Überhaupt, das Auto! Es war früh klar, dass wir mit dem Fiat nach Italien fahren. Überrascht hat uns allerdings, dass das Land von krossen Panden quasi überschwemmt ist ;-). Aber klar, alleine schon topographiebedingt ist es sehr vernünftig, hier mit einem italienischen Allrad unterwegs zu sein.
Nach diesem kurzen Aufstieg ins Dorf ging es dann auch gleich weiter in die bildhübsche „Innenstadt“. Den Laden des etruskischen Schmuckhändlers haben wir uns sicherheitshalber geschenkt, aber die Auslage war schon sehr ansprechend!

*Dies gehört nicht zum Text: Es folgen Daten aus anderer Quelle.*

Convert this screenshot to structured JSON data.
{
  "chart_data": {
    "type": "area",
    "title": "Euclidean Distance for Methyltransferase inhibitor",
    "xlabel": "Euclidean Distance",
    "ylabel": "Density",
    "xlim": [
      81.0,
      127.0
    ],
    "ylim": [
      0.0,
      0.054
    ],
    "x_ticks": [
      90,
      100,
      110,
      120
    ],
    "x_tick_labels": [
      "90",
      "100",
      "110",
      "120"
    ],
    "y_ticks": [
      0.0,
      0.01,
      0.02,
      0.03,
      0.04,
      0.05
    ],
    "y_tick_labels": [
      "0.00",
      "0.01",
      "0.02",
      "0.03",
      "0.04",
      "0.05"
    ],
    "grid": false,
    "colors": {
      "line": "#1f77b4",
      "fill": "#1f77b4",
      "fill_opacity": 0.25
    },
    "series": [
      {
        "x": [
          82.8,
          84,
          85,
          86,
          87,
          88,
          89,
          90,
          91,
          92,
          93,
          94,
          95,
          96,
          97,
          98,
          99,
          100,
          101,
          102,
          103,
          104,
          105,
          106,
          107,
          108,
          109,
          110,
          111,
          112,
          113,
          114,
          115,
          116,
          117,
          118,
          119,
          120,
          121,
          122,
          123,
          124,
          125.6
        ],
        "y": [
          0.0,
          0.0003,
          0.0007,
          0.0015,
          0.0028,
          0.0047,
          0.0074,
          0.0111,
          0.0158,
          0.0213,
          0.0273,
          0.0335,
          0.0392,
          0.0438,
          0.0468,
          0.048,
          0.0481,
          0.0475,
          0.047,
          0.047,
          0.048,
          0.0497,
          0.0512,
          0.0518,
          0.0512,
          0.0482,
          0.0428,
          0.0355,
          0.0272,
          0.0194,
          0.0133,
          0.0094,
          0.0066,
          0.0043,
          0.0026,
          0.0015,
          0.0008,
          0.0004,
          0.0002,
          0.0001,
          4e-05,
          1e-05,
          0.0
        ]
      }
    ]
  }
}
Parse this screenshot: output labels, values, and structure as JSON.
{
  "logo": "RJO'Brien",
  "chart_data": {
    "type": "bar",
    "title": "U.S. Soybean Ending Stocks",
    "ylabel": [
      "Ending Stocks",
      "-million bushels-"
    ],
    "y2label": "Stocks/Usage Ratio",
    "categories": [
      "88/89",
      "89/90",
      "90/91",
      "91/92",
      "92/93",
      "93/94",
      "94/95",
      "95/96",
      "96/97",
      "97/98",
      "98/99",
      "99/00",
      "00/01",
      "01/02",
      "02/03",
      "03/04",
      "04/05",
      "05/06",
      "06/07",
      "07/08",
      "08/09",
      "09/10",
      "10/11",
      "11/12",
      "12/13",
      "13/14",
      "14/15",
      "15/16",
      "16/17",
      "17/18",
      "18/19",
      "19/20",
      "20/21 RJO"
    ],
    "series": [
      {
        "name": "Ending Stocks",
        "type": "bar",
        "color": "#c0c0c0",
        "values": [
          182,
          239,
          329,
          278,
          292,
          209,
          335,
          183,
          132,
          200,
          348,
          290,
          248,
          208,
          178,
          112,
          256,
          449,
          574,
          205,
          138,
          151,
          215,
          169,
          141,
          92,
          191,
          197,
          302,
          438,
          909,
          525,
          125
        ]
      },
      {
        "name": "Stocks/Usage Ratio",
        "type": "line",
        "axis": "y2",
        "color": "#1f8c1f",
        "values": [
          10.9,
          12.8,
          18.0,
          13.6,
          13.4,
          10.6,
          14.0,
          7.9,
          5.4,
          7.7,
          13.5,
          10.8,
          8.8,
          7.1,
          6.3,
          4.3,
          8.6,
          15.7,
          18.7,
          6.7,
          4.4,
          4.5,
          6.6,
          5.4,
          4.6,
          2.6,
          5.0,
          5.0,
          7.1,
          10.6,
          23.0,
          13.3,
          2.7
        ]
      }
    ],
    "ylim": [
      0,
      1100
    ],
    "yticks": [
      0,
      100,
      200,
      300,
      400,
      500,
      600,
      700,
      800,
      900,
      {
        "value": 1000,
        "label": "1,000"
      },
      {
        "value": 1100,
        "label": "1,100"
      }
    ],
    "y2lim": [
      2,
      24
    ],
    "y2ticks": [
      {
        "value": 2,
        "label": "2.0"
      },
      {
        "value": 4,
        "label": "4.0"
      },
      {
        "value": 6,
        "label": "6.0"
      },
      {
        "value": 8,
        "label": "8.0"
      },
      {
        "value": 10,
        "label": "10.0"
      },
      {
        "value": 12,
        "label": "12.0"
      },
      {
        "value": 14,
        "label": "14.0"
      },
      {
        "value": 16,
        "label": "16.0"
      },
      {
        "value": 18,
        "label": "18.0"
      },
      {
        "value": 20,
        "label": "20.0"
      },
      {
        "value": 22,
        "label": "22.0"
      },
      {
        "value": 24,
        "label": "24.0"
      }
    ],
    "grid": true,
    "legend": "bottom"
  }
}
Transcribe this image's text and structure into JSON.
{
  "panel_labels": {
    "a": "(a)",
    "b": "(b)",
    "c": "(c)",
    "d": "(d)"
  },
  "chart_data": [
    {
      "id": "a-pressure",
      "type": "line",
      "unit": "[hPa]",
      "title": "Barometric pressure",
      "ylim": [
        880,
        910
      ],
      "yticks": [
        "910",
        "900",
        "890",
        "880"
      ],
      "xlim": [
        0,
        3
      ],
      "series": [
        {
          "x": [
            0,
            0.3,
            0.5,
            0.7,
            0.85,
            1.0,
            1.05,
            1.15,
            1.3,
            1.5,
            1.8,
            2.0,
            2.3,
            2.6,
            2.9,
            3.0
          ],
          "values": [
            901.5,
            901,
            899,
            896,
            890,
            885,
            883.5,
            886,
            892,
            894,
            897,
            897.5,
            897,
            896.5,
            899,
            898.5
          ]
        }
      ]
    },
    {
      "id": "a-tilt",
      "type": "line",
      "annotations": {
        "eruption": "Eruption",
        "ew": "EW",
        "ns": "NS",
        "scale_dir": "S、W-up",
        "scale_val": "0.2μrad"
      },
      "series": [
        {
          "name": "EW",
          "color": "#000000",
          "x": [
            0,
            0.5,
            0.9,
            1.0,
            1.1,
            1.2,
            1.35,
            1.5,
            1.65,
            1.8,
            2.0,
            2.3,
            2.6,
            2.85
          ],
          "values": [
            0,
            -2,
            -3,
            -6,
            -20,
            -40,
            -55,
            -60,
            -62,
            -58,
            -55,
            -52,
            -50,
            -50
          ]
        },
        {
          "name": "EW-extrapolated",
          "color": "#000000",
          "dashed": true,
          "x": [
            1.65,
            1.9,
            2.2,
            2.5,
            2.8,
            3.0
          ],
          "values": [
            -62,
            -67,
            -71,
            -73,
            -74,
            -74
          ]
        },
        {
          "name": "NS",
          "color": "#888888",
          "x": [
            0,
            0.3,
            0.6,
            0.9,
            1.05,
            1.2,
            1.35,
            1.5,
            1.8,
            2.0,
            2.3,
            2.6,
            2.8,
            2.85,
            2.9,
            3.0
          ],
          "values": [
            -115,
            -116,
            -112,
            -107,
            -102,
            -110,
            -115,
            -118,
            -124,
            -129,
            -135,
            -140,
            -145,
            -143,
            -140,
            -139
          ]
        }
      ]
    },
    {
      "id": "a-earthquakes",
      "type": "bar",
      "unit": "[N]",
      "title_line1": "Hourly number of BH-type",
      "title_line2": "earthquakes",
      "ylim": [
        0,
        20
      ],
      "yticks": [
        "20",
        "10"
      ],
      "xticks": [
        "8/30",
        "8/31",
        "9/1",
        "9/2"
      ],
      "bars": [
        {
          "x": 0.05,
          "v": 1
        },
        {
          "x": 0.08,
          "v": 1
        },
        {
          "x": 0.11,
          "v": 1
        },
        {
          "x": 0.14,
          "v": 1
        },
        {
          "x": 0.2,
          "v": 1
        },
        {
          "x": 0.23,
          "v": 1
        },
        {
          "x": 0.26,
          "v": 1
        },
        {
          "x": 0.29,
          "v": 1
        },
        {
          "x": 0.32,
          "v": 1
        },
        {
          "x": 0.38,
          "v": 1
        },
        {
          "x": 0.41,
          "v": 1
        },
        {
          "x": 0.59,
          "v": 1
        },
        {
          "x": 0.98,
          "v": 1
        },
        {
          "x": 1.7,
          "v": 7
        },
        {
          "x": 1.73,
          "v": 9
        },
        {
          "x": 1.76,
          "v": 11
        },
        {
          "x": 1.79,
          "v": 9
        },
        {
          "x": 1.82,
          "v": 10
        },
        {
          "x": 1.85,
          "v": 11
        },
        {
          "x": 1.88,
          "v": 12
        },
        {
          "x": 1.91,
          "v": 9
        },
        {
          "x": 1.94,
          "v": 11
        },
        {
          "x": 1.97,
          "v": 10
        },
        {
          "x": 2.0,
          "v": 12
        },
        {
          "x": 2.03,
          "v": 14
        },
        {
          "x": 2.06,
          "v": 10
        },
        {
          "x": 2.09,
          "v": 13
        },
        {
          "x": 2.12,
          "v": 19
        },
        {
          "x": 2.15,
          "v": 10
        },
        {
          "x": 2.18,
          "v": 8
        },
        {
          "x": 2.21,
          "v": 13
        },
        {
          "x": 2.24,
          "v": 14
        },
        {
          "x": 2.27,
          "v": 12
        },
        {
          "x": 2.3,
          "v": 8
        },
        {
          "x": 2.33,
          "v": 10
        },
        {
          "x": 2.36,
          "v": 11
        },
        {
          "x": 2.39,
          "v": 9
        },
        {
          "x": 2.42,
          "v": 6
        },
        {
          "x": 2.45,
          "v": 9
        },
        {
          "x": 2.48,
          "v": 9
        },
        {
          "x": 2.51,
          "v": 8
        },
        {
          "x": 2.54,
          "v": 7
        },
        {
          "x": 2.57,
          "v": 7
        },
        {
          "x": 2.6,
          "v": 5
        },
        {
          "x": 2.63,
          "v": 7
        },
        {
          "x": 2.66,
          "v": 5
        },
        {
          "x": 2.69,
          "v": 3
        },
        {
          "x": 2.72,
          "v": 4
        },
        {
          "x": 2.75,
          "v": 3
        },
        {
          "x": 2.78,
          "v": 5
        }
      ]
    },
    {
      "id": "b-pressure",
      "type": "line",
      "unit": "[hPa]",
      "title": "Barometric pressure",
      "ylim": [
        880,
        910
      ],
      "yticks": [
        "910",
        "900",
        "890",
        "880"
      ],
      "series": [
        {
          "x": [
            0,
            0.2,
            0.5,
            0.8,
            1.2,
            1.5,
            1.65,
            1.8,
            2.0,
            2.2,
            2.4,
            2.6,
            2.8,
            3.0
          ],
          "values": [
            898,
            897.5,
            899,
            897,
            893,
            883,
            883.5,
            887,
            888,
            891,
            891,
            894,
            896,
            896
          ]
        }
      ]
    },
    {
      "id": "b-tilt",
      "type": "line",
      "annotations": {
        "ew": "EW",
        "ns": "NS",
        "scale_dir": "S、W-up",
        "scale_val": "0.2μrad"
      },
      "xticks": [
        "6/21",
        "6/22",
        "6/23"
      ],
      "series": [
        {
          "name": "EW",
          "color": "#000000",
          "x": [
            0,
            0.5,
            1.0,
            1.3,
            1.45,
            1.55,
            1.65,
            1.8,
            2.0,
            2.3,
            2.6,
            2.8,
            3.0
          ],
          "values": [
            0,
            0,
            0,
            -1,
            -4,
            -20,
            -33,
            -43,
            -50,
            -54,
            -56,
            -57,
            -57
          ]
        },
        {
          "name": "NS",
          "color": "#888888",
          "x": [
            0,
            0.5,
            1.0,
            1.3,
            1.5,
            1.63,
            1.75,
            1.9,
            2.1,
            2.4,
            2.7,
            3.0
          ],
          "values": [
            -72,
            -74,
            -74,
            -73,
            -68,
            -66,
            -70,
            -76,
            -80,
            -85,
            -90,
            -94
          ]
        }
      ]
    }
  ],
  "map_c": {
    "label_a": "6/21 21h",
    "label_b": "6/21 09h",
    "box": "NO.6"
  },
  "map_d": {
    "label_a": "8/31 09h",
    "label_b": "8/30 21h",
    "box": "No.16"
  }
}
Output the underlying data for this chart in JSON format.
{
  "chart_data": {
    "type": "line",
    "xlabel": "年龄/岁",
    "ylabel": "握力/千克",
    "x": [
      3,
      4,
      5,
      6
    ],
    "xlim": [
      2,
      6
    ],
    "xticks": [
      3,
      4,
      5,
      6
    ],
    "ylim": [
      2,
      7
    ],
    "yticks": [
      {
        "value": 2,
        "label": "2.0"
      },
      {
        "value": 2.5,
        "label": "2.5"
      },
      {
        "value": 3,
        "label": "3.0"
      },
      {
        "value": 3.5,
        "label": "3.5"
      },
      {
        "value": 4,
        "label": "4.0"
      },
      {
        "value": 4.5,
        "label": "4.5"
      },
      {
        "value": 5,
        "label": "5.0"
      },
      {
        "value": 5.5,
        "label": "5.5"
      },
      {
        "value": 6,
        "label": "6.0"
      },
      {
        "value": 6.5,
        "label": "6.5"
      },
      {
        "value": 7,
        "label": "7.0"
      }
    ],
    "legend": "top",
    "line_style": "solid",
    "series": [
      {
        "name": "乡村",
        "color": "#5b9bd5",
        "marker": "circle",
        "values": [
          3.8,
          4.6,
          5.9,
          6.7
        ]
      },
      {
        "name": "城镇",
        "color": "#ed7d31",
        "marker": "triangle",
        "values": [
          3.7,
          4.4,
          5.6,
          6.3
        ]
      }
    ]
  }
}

Hier beschränkten wir uns auf den Palazzo dei priori mit Festsaal und Glockenturm, wobei es schon auf den unteren Etagen einen wunderbaren Ausblick aus den Fenstern gab:

Vor dem Aufstieg zum Glockenturm wurde man gewarnt, diesen nicht zur halben oder vollen Stunde zu besteigen. Darauf gaben wir mal nix …

Kirche und Baptisterium konnten wir leider nur von außen „besichtigen“, da beides wegen einer Beerdigung für den touristischen Publikumsverkehr nicht zugänglich war.